Marco Fortier, auteur de l’article,
conclue son plaidoyer par ces mots tirés d’un document de travail du CAQ
(Coalition avenir Québec) : « Une
véritable lutte contre le décrochage scolaire commence par une équipe-école
multidisciplinaire, outillée en ressources spécialisées, compétente et bien
soutenue par le personnel de soutien. Nous demandons depuis plusieurs années à
ce que ces équipes soient mises en place le plus rapidement possible. »
Mais lier fondamentalement décrochage scolaire et éducation aux adultes
apparait incomplet et tait une partie de la réalité.
L’éducation aux adultes est un sujet
que Le Devoir se targue de bien
connaître. « De plus en plus d’adultes en difficulté, des enseignants
démunis », Le Devoir du 18 mars
2017, « Quelle vision pour l’éducation aux adultes ? » Le Devoir du 18 septembre 2018,
« L’éducation des adultes, grande absente du débat électoral », Le Devoir du 21 septembre 2018. L’article
qui nous intéresse ne fait donc pas exception. On peut alors s’étonner de
l’absence de mention de la population nouvellement immigrée qui, pourtant,
constitue une part non négligeable et grandissante de la population des classes
d’adultes (Potvin et Leclercq, 2012). En effet, les différentes vagues de
migrants récents, notamment de réfugiés, augmentent la part de jeunes élèves
trop âgés pour réaliser l’entièreté de leur scolarité au secondaire. Ces élèves
cumulent un retard scolaire[2] en
raison de plusieurs facteurs : un parcours migratoire ayant entraîné une scolarité
chaotique, une scolarisation interrompue dans le pays d’origine, une faible
maîtrise du français, entre autres (Potvin, 2014) et, de ce fait, sont
contraints de poursuivre leur cursus aux adultes. Or, ces élèves, qui ont fait
l’expérience de deuils particulièrement douloureux et qui portent de lourds
traumas liés à la guerre, nécessitent un accompagnement conséquent. Il s’agit notamment
de développer leur résilience mais aussi de les accueillir avec bienveillance
et leur apporter le soutien nécessaire, à la fois psychique mais aussi en
matière d’accessibilité pour les blessés physiques (Potvin, 2016). Ils
constituent donc une population tout à fait désavantagée par la réduction de
postes de professionnels d’accompagnement à l’éducation des adultes.

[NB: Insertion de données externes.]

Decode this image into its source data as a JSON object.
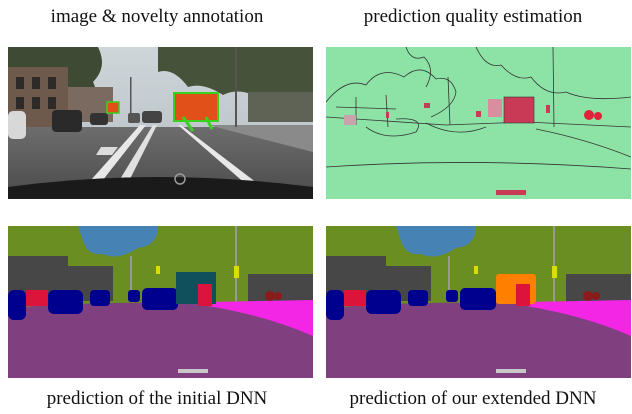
{
  "captions": {
    "top_left": "image & novelty annotation",
    "top_right": "prediction quality estimation",
    "bottom_left": "prediction of the initial DNN",
    "bottom_right": "prediction of our extended DNN"
  },
  "colors": {
    "road": "#80407f",
    "sidewalk": "#f426e6",
    "building": "#474747",
    "vegetation": "#6b8e23",
    "sky": "#4682b4",
    "car": "#00008e",
    "person": "#dc143c",
    "pole": "#999999",
    "traffic_sign": "#dcdc00",
    "novel_truck_initial": "#104f5c",
    "novel_truck_extended": "#ff7f00",
    "quality_good": "#8de3a5",
    "quality_bad": "#c83a55",
    "novelty_annotation": "#e2501a"
  }
}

La question de la réussite éducative des élèves adultes
issus de l’immigration est complexe puisque les profils des nouveaux arrivants
diffèrent de ceux des « 2ème génération », nés au Canada dont
au moins un des parents est né à l’étranger. En effet, les élèves de 2ème génération
présentent, le plus souvent, les caractéristiques des décrocheurs scolaires
(Potvin et Leclercq, 2012) et ont parfois fréquenté des classes d’adaptation
scolaire au secondaire. Comme le soulignent Potvin et Leclercq, ces jeunes
nécessitent un accompagnement particulier qui suppose des services en
orthopédagogie et en psychologie notamment. Par ailleurs, la littérature sur le
sujet met en avant qu’ils se trouvent moins encouragés par leurs parents et
moins motivés que les nouveaux arrivants. Il convient donc de mettre en place
une évaluation différenciée des besoins de ces populations dans le but de
cibler les interventions des professionnels.

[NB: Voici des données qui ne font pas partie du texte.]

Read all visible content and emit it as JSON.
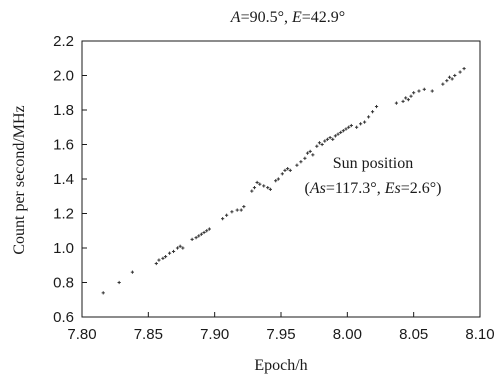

Si l’enjeu de la réussite scolaire des élèves issus de
l’immigration au secondaire a fait l’objet de recherches multiples (Mc Andrew,
2006 et 2015) notamment en lien avec la question du décrochage scolaire (Lemire,
2011 ; Marcotte, Lachance et Lévesque, 2011 ; Marcotte, 2012 ; Potvin et
Leclercq, 2012 ; Villemagne, 2011), celui de la réussite de cette population à
l’éducation des adultes est moins richement documenté. Cet état de fait semble
se réfléchir dans l’article du Devoir
qui néglige tout un pan de la réalité en mettant l’accent sur le décrochage
scolaire qui concerne principalement les adultes de 2ème génération
et de 3ème génération et plus.
Par Yuliya Kiyashko
[1] Fortier, Marco. Régime minceur dans
l’éducation des adultes, Le Devoir, 29 octobre 2018,
https://www.ledevoir.com/societe/education/540080/regime-minceur-dans-l-education-des-adultes
[2] Selon le MEQ (1998), les élèves immigrants en
situation de grand retard scolaire sont les jeunes qui, à leur arrivée au
Québec, « accusent trois ans de retard ou plus par rapport à la norme
québécoise et doivent être considérés comme étant en difficulté d’intégration
scolaire. Ce sont des élèves qui ont été peu ou non scolarisés, qui ont subi
des interruptions de scolarité dans leur pays d’origine, qui ont connu une
forme de scolarisation fondamentalement différente de celle qui a cours au
Québec » (p. 10).
Dumont, M., Rousseau, N. (2016). Les 16-24 ans à
l'éducation des adultes. Besoins et pistes d'intervention. Montréal, Québec :
Presse de l’Université du Québec.
Lemire, V. (2010). Obstacles à la persévérance scolaire d’adultes ayant des problèmes
d’apprentissage lors de leur passage à l’éducation des adultes. Mémoire en sciences de
l’éducation, option éducation comparée et fondements de l’éducation, Octobre.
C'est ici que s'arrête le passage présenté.